Chromatin immunoprecipitation (ChIP) assay
ChIP analysis was performed as described previously . EL-4 cells (5 × 105) were stimulated with PMA/Ionomycin for 6 h and then fixed. The fixed cells were sedimented, washed, and lysed with SDS lysis buffer. The lysates were sonicated to reduce DNA lengths to between 200 and 1000 bp. The soluble fraction was diluted, precleared with salmon sperm DNA/protein A-agarose, and then incubated with anti-AP-1 Abs. Immune complexes were precipitated with protein A-agarose and DNA was isolated. Semi-quantitative PCR was performed with the DNA samples with each gene-specific primers.
Statistical comparisons were performed by two-tailed Student's t-test. Differences were considered significant for p < 0.05. Results are displayed as mean ± SD.

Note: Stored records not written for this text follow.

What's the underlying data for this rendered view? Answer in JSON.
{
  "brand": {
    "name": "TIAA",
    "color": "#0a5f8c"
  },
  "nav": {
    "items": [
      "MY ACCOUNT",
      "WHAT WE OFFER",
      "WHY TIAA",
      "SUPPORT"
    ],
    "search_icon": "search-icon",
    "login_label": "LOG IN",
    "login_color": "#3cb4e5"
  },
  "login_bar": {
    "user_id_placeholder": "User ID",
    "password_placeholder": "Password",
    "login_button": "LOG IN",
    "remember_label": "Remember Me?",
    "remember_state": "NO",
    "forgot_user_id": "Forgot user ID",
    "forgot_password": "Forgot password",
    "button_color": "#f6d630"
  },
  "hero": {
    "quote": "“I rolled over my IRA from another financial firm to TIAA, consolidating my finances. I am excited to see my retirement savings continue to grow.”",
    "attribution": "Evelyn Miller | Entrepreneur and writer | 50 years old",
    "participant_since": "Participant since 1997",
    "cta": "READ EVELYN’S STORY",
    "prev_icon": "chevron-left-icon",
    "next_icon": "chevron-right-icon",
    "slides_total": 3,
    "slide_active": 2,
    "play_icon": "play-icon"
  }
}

We thank Dr. Richard Hodes for critical reading of the manuscript and helpful comments and Dr. Hidehiro Kishimoto for discussion and suggestion. We thank a member of Science Service, Inc. for their care of experimental animals. We also gratefully acknowledge JT Pharmaceutical Frontier Research Laboratories for providing the anti-ICOS mAb. This work was supported by a Grant-in-Aid for Scientific Research from the Ministry of Education, Culture, Sports, Science, and Technology, Japan to R.A.
Conflict of interest
The authors declare no financial or commercial conflict of interest.